Après 31 ans en Grande-Bretagne, il a le sentiment, avec cette histoire, de ne plus être le bienvenu. “J’ai passé plus de temps ici qu’en France”, rappelle-t-il, “quand je vois ce qui se passe, cela me rappelle ce que me racontait mon grand-père de ses souvenirs de la Seconde guerre mondiale. Ce sentiment de devoir justifier son identité, sa présence, ses origines”. Pire, il a l’impression que ces trois décennies passées ici n’auraient presque pas existé aux yeux du gouvernement britannique. “J’ai ouvert une école de cuisine, où des jeunes du monde entier viennent, j’ai employé des dizaines de personnes. J’ai l’impression que tout ce que j’ai fait ne signifie rien pour eux”, regrette-t-il.
Si, malgré cette situation, il estime tout même être chanceux car soutenu par des personnalités et bien entouré – il est marié à une Britannique, ancienne avocate à la City -, il pense aux ressortissants européens, notamment les personnes âgées, qui ne pourraient pas se débrouiller seuls. “Certains n’osent même pas faire leur demande de peur de la voir rejetée. Cette situation va détruire des vies”, prévient-il.
Car ce qui l’inquiète également, c’est le manque de moyens humains pour traiter tous les dossiers. “Nous sommes 3,5 millions d’Européens sur le sol britannique, et combien encore à devoir faire la démarche ? C’est impossible pour le Home Office de traiter toutes les demandes”. Richard Bertinet s’interroge par ailleurs sur ce qui va se passer après le 31 octobre, surtout que Boris Johnson a déjà émis quelques pistes sur la nouvelle réglementation en termes d’immigration souhaitée après le Brexit. Certes, tout ne changera pas du jour au lendemain, mais la situation pourrait se durcir et les demandes de settled status être ralenties. “Tout est possible”, analyse le Français.

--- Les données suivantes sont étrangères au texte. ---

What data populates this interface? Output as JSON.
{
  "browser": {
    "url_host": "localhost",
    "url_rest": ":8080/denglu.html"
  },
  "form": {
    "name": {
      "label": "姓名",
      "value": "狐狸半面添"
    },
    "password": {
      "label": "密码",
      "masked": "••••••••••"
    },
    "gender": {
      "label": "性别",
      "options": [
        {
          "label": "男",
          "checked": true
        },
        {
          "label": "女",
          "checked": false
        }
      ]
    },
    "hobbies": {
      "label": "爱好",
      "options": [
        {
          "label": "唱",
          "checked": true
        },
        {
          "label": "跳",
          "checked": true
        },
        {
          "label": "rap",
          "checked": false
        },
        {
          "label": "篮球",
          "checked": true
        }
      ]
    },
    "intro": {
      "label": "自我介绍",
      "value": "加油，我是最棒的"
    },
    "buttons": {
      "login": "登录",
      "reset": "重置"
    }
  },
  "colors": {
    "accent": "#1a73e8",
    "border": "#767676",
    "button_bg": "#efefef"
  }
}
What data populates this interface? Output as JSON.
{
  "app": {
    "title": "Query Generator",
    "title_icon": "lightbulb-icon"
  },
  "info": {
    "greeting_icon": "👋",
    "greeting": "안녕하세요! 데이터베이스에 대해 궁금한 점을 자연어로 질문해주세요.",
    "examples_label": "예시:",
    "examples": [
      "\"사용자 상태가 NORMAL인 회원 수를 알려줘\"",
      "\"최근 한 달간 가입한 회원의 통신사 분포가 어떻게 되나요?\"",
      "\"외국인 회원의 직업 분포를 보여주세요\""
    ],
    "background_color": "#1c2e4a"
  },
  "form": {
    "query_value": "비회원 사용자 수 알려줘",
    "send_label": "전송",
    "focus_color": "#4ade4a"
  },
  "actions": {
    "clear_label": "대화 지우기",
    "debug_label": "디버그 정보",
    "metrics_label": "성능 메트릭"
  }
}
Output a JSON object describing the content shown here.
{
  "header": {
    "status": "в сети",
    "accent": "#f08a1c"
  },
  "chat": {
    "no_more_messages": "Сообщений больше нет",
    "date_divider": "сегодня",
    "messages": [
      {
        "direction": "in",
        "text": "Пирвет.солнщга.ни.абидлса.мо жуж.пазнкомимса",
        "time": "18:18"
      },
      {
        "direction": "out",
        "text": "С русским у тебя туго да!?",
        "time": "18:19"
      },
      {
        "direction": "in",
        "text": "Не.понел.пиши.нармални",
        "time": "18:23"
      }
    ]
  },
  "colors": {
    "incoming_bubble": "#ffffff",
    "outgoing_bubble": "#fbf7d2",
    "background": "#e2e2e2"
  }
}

Richard Bertinet va de son côté faire appel de la décision du Home Office, ce qui va lui coûter £80, somme qui pourrait ne pas lui être remboursée si sa nouvelle demande est rejetée. Il invite aujourd’hui tous les ressortissants européens à faire leur démarche au plus vite, pour ne pas se retrouver dans des situations inextricables. Surtout, il appelle les patrons britanniques, européens et autres à “aider leurs employés à remplir leur formulaire afin qu’ils puissent rester”, sans quoi la main d’œuvre dans les secteurs de la restauration ou de la boulangerie par exemple risque de continuer à manquer.